Railway line in Indiana

The Hoosier Subdivision was a railroad line owned by CSX Transportation in the U.S. state of Indiana. The line ran from New Albany, Indiana, to Bedford, Indiana, for a total of 72.2 miles. At its south end it continued north from Norfolk Southern and at its north end it came to an end; it formerly connected here with the Soo Line (ex-Milwaukee Road) and former Canadian Pacific branch from Terre Haute, Indiana. The Indiana Rail Road operated on the Hoosier Subdivision from the Milwaukee Road junction in Bedford to Louisville from 2006 until 2009. The Hoosier Subdivision was considered out of service by CSX but was rail banked in case of future revival.

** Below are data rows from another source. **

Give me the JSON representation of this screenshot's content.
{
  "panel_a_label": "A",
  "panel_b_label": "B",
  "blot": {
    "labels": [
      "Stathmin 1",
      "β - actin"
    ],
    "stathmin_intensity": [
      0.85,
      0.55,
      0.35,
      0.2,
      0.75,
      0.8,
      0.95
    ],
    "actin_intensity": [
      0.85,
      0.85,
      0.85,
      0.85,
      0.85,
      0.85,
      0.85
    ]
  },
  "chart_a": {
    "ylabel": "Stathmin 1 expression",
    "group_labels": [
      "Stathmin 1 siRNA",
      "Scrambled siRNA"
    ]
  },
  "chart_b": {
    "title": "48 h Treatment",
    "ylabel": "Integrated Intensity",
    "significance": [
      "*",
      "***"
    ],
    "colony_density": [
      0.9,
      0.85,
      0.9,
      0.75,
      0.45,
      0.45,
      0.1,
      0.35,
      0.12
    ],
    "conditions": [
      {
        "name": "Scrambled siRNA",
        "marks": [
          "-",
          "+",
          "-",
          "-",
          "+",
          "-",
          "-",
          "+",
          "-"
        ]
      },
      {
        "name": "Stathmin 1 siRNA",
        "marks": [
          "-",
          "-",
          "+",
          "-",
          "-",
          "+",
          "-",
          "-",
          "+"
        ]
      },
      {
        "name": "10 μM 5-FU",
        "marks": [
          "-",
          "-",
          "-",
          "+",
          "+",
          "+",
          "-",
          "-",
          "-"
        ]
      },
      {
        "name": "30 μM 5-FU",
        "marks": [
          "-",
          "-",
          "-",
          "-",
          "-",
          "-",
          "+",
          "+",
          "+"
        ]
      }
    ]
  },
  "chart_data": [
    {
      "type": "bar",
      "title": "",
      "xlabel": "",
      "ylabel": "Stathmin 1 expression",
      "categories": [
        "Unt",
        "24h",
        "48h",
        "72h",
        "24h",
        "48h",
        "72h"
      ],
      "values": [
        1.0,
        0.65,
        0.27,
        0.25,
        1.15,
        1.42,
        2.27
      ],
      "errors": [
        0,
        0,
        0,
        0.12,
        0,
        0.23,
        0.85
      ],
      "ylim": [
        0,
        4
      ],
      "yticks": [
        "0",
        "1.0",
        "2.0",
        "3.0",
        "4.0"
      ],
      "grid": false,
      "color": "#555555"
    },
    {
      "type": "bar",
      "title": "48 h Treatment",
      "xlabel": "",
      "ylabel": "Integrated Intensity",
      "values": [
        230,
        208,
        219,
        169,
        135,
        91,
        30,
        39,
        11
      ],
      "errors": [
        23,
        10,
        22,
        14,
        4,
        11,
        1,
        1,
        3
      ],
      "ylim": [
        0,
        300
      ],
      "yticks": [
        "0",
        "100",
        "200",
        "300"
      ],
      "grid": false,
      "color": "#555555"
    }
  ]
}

The last train ran between New Albany and Mitchell in 2009 but a small section in New Albany remained in service until 2016 to serve an industry until it closed.

On December 19, 2017, CSX Transportation filed with the Surface Transportation Board to abandon a 62.3-mile majority of the Hoosier Subdivision from Mile Post 00Q 314.0 in New Albany, Indiana, to milepost 00Q 251.7 in Bedford, Indiana. In 2023, CSX has removed the track from Mitchell to New Albany to eventually become a rail trail called Monon South Greenway.